NewsGetting Around Metro Detroit


Local road agencies fear little money will be left for them from infrastructure bill

Posted at 5:33 AM, Feb 08, 2022
and last updated 2022-02-08 06:29:56-05

(WXYZ) — Since the passage of President Joe Biden's infrastructure bill, conversations are now shifting to where that money is going.

Metro Detroit community leaders have a warning – the price tag sounds good – but they don't expect to be left with much.

The state recently announced a little more than $563 million over the next five years to fix bridges, made possible through the passage of the infrastructure bill. It's the largest investment ever in Michigan bridges. However, the roads and bridges on your local roads will only see a sliver of that money.

Macomb County Executive Mark Hackel said people are right to be skeptical about the money.

"There is an assumption everything is going to get fixed when we know that is not the case. What they are doing is fooling the public," he said.

Under Michigan Law Act 51, 75% of the $563 million intended for bridges will go to the Michigan Department of Transportation.

That leaves only 25% for the local road entities, like the Macomb County Department of Roads.

"If there is that 25% to the locals, meaning 83 counties and over 500 municipalities, that is very insignificant," Hackel said.

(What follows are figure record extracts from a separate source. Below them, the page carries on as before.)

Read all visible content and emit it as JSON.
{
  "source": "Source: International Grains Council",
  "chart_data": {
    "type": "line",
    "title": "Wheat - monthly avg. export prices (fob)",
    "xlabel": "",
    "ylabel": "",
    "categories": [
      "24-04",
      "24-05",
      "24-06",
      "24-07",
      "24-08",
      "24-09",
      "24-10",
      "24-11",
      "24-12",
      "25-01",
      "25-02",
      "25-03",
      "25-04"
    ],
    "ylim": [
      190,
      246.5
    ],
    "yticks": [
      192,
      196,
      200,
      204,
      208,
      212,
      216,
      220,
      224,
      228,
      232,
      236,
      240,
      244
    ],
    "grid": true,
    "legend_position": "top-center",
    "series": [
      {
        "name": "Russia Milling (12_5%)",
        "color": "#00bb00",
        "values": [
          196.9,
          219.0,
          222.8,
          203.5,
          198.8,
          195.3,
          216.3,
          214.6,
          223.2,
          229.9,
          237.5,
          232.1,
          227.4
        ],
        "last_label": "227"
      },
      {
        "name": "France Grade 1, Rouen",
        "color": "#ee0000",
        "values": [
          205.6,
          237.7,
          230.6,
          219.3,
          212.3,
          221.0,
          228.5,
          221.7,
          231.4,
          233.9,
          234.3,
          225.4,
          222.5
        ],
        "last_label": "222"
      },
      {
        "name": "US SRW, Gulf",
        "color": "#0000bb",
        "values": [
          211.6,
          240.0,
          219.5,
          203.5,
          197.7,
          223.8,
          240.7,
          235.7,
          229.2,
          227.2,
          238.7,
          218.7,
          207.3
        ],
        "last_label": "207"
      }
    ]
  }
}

25% of $563 million is around $1.6 million per county, if distributed evenly. Putting that money into perspective, it costs Macomb County around $2 million to fix one two-lane bridge.

"Right now, I have 41 bridges that need to be replaced in Macomb County alone," Hackel said.

The budget for road fixes in Macomb County this year is $63 million.

According to an MDOT spokesperson, the regional bridge council, made up of local agency employees, will decide how that 25% is distributed.

Congresswoman Debbie Dingell, who voted in favor of the bill, said she is working with local entities to make sure the money is distributed fairly.

"I have been very clear. I have been meeting with my mayors for the last two years, on an almost weekly basis, identifying what the needs are and how we work together to make sure that we are getting the dollars that are needed, and also telling the state they need to work with us as these plans are developed," she said.

This isn't to say the money won't have an impact at all. According to MDOT, they will be able to replace 24 bridges and help rehabilitate 129 bridges.

Hackel just hopes maybe this sparks a conversation on how to fund fixes for local roads.